Échec de la réforme judiciaire en Italie : un tremblement politique
Le récent échec d’un référendum crucial sur la réforme judiciaire en Italie a entraîné une onde de choc au sein du gouvernement. La Première ministre Giorgia Meloni, déjà sous pression, se trouve confrontée à des démissions significatives qui assombrissent son mandat.
Les démissions au sein du gouvernement
Suite à l’échec du référendum, plusieurs membres clés du gouvernement ont décidé de quitter leurs postes. Parmi eux, Giusi Bartolozzi, la chef de cabinet du ministère de la Justice, et Andrea Delmastro, le secrétaire d’État de ce même ministère. Bartolozzi avait été critiquée pour avoir comparé les juges italiens à des commandos d’exécution, tandis que Delmastro est soupçonné d’avoir des liens avec laCamorra, la mafia napolitaine.
La ministre du Tourisme face à la pression
La ministre du Tourisme, Daniela Santanchè, également membre du parti de Meloni, Fratelli d’Italia, a également fait face à une pression croissante pour démissionner en raison d’allégations de faillite frauduleuse et de falsification de bilans. Contrairement à Bartolozzi et Delmastro, elle a d’abord résisté aux appels à sa démission, malgré la demande explicite de Meloni.
Une réaction inattendue de la Première ministre
Meloni a réagi en saluant les démissions des membres de son équipe, tout en exprimant le souhait que Santanchè prenne une décision similaire. Toutefois, conformément aux conventions politiques italiennes, les ministres sont censés démissionner volontairement plutôt que d’être limogés, ce qui aurait pu affaiblir la position de Meloni.
Stratégies pour éviter la déstabilisation
Au lieu de demander un limogeage officiel, Meloni avait la possibilité de solliciter le président Sergio Mattarella pour retirer Santanchè de ses fonctions. Cela aurait révélé une image de faiblesse qui ne convenait pas à son administration en pleine tourmente.
Un retrait chargé de messages
Face à la montée des critiques et à un éventuel vote de défiance posé par l’opposition, Santanchè a finalement cédé. Son départ, cependant, a été accompagné d’un message clair, dans lequel elle se distancie des responsabilités concernant l’échec du référendum. Elle a exprimé : “Je refuse de devenir le bouc émissaire de cette situation.” Cette déclaration illustre la tension au sein du gouvernement, alors que Meloni émerge affaiblie après cet épisode tumultueux.
Les implications futures
La crise actuelle ne semble pas se limiter à une simple restructuration gouvernementale. Elle soulève des questions fondamentales sur la capacité de Meloni à maintenir le cap sur ses projets clés, notamment la réforme judiciaire. Avec ces démissions, le gouvernement semble vaciller, révélant les fissures dans l’unité de la coalition dirigeante et mettant en lumière les tensions internes de Fratelli d’Italia.
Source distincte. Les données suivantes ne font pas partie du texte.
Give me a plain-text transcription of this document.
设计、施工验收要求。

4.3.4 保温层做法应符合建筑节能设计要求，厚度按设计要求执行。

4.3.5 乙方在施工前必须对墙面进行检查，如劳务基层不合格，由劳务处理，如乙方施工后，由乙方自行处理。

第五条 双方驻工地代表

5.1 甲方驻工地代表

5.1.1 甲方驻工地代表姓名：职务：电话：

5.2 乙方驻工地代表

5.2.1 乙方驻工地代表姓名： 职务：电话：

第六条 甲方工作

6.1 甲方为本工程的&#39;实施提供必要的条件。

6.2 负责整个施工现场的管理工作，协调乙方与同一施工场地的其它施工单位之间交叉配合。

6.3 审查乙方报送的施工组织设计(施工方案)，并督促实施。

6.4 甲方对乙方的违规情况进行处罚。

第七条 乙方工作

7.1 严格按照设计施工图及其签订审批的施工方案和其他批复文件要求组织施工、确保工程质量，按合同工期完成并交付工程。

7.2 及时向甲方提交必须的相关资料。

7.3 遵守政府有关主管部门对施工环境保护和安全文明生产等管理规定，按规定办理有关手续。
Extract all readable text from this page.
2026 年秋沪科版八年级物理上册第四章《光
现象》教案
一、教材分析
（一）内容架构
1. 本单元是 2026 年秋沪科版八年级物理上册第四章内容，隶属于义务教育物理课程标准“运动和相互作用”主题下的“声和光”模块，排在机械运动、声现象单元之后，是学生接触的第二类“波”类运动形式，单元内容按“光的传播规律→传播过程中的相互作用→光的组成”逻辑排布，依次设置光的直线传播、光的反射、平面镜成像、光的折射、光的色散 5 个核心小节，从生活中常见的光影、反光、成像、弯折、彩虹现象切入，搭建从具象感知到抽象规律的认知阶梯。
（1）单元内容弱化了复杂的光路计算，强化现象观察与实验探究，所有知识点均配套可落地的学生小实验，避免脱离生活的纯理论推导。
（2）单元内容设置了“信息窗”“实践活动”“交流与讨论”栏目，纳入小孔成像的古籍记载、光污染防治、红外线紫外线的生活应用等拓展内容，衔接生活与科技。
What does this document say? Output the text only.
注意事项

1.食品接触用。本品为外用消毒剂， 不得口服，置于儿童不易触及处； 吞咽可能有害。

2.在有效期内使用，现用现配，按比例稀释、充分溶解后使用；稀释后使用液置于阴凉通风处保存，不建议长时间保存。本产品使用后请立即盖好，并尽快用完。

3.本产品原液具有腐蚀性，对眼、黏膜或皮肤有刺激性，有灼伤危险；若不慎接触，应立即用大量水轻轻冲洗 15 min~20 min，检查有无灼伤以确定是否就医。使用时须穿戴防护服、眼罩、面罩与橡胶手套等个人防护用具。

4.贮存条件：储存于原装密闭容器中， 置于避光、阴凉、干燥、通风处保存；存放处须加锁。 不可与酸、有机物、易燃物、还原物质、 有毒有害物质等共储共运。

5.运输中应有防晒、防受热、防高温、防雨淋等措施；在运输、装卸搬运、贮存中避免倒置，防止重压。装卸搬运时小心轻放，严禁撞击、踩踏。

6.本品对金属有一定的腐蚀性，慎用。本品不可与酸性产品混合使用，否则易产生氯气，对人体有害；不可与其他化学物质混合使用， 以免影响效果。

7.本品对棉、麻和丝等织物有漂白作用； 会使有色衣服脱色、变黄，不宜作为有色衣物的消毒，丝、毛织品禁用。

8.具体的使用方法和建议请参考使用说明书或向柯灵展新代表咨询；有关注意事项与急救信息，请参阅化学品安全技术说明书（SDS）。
Conclusion : une période incertaine pour Meloni
Alors que Giorgia Meloni tente de redresser la situation, la route à suivre sera semée d’embûches. La perte de ces ministres clés pourrait avoir des conséquences à long terme sur sa légitimité et son autorité, rendant impératif un redressement stratégique pour éviter de nouvelles turbulences politiques.